Однажды я возвращался с гастролей из Ростова-на-Дону. Вагон «СВ», в котором я ехал, был «штабной», то есть в нем находился начальник поезда. Вернее, начальница. Она и обратилась ко мне с просьбой: «Защитите нашу девочку, нашу проводницу. Сейчас на остановке войдет один „мент“ – парень-милиционер. Он жуткий садюга, сволочь, принуждает ее к сожительству, шантажирует. Он едет один перегон, полчаса. Этого времени ему хватает на скотство. Через него уже многие наши проводницы прошли. Откажешь – статью пришьет, наркотик подкинет, сволочь. Помогите, отвлеките его. Жалко девчонку. Молоденькая еще совсем». – «Попытаюсь», – ответил я.
На следующей остановке действительно вошел молодой, довольно интересный парень в милицейской форме. Узнав меня, попросил автограф на денежной купюре. Подписал. Слово за слово, выясняется, что я любимый артист его матери, что сам он тоже ужасно любит кино, музыку, играет на бас-гитаре в клубном ансамбле. Обожает Высоцкого. И когда я сказал ему, что мы с Высоцким из одного двора, он совсем забыл о девочке-проводнице, все о Владимире Семеновиче твердил, выспрашивал. И вдруг, внезапно переменившись в лице: «А этого я ненавижу, сам бы убил суку! Что он все ноет и ноет?!» – «Кто?» – растерялся я. – «Ну, этот… „Возьмемся за руки, друзья, возьмемся за руки…“ Окуджава, блин!» Мне стало страшно и жаль мальчика-милиционера. Что-то не так, что-то не строило в его душе, не отзывалось на доброту, вызывало агрессию. Оттого, видать, и насильничает проводниц в перегоне за полчаса. Я заговорил его, отвлек, спас девочку. И был потрясен. Оказывается, интонация, струна художника может не только объединять, но и выявлять людей.
Есть в Москве подъезд известный под названьем Черный ход.
В том подъезде, как в поместье, проживает черный кот.
Он не требует, не просит, желтый глаз его горит.
Каждый сам ему выносит и «спасибо» говорит.

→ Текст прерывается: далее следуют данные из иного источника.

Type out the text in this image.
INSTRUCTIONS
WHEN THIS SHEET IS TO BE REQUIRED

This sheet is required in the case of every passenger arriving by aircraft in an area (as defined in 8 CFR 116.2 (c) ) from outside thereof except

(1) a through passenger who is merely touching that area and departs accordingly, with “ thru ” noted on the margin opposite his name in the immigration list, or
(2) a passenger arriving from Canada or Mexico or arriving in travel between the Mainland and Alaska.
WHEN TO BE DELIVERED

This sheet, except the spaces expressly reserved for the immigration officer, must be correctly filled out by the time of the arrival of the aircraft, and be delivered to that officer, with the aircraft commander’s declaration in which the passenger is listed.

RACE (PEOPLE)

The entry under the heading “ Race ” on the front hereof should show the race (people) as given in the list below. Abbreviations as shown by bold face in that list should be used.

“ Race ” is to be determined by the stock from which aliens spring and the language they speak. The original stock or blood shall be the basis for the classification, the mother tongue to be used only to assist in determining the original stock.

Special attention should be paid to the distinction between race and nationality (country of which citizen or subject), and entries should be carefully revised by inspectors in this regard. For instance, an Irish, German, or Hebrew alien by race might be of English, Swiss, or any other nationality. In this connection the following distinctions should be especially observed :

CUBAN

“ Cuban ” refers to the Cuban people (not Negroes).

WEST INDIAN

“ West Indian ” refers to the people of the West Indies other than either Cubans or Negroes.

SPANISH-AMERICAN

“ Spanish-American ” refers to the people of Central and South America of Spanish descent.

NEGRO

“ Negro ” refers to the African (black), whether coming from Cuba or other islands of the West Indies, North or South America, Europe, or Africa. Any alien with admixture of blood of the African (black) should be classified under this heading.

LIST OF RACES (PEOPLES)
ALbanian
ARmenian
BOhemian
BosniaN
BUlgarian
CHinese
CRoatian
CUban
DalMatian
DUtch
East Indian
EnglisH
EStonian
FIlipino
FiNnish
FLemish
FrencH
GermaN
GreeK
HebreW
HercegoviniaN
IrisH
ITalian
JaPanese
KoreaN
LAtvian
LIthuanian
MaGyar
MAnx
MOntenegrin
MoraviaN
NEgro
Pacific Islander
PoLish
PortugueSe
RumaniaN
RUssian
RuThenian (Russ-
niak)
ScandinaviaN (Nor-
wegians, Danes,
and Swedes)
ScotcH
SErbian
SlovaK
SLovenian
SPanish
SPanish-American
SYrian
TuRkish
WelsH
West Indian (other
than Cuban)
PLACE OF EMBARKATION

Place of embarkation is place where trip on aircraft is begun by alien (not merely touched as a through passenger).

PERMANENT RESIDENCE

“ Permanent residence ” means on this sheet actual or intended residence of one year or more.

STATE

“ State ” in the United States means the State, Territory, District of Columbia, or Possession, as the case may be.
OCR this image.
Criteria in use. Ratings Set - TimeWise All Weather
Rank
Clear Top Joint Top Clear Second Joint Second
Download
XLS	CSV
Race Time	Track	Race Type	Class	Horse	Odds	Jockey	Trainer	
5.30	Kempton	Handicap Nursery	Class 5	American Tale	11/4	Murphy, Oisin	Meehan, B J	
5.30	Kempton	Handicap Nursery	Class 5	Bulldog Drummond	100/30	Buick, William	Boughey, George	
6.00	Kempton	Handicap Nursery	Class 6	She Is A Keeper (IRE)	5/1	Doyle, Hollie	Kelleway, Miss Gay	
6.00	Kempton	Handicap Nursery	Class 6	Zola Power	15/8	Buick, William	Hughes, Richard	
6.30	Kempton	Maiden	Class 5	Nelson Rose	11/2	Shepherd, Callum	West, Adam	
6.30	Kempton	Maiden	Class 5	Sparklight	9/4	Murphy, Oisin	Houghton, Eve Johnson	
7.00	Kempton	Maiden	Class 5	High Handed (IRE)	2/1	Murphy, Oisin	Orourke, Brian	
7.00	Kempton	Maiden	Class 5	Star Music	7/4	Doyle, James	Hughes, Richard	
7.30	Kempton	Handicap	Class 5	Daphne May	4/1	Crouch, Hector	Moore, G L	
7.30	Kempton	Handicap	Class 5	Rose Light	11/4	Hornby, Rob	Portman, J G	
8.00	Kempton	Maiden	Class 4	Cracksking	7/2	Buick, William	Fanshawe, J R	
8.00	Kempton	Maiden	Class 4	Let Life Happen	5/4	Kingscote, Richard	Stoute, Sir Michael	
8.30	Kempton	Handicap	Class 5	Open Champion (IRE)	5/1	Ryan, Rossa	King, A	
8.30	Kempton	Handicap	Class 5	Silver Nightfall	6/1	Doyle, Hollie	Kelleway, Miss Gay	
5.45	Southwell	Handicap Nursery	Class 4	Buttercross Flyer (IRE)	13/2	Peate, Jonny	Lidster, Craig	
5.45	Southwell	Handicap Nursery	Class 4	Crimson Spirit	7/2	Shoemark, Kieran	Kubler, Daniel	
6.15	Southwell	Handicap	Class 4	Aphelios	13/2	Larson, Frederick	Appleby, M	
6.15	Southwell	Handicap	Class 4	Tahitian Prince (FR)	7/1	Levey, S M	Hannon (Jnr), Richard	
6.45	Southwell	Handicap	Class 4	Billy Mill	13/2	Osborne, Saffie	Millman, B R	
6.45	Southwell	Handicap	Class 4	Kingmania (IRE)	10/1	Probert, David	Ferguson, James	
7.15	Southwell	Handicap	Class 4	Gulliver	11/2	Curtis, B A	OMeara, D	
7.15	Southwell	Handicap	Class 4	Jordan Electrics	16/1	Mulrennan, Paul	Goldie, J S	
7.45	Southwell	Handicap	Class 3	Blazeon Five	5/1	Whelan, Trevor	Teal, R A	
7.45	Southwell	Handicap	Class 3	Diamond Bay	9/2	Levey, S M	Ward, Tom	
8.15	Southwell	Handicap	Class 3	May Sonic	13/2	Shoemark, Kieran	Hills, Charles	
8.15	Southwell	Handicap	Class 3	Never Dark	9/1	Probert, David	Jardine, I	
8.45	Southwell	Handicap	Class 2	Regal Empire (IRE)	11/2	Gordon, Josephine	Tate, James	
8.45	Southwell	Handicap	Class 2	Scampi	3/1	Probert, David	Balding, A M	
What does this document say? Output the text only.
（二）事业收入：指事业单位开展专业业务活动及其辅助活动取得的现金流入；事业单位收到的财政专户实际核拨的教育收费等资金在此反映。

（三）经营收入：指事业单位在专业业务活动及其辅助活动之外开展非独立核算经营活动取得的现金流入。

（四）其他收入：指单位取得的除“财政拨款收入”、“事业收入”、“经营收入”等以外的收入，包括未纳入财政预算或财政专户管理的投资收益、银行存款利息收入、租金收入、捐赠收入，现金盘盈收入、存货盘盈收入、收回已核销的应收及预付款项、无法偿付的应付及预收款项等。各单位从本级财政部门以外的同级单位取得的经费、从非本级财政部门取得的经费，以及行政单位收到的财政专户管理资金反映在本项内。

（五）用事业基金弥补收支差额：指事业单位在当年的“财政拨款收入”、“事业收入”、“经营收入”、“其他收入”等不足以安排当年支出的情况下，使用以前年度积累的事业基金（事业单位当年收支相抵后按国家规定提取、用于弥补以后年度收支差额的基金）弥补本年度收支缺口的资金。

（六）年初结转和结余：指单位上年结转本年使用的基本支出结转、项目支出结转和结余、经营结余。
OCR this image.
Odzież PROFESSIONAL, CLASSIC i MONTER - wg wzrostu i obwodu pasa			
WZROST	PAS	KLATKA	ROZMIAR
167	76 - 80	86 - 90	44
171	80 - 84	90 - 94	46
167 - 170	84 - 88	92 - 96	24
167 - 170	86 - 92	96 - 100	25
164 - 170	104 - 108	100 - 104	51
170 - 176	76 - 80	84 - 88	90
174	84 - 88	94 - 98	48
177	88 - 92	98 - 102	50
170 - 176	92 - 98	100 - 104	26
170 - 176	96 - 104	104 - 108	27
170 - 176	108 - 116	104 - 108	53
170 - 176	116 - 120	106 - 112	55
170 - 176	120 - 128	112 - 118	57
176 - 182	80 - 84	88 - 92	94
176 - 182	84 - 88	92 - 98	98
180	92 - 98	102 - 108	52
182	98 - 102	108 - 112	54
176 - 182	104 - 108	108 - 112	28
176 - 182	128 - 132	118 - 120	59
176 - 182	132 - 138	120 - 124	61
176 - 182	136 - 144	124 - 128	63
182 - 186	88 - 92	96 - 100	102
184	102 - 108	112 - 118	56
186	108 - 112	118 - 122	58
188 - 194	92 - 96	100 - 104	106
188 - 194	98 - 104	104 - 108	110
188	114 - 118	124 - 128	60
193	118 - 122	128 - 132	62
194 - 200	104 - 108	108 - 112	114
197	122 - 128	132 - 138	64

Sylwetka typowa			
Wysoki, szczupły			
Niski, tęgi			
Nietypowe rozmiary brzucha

Оттого-то и не весел дом, в котором мы живем,
Надо б лампочку повесить, денег все не соберем…—
пел Окуджава в холодном декорационном зале нашей студии. По лестнице, через зал, в общагу, в свою каморку на третий этаж поднимались влюбленные, счастливые Евгений Урбанский и Дзидра Ритенбергс. Они были молоды и уже знамениты. Вся страна знала, любила его «Коммуниста» и ее «Мальву». В театр Станиславского пришли вместе с ними другие молодые артисты: Евгений Леонов, Юрий Гребенщиков, Майя Менглет, Леонид Сатановский, Ольга Бган. Мы, юные студийцы, гордились ими. И никто еще ничего не знал. Не знал, что Ольга Бган вскоре уйдет из жизни, а Евгений Урбанский погибнет на съемках фильма «Директор». Никто ничего не знал.
Александр Борисович Аронов и Лев Яковлевич Елагин сделали недюженное дело. Они выявили и привели в искусство целое поколение. По разному сложились судьбы. Но все мы, бывшие студийцы, объединены неким паролем, некой общей причастностью к нашей студии и времени ее рождения – времени хрущевской оттепели. «Надежды юношей питали!..»
Не так давно умерла Лиза Никищихина. Умерла внезапно. Было ей за пятьдесят. Замечательная, талантливая, уникальная актриса. На панихиду в театр Станиславского пришли многие студийцы. Уходя, я спустился в подвальный этаж, где когда-то собирались мы на занятия. Но не нашел былого. Зрительский туалет, расширенный евроремонтом, поглотил репетиционный зал студии. Тоже веяние времени. Как там у Гены Шпаликова:
По несчастью или счастью, истина проста —
Никогда не возвращайтесь в старые места.
Даже если пепелище выглядит вполне,
Не найти того, что ищем, ни тебе, ни мне…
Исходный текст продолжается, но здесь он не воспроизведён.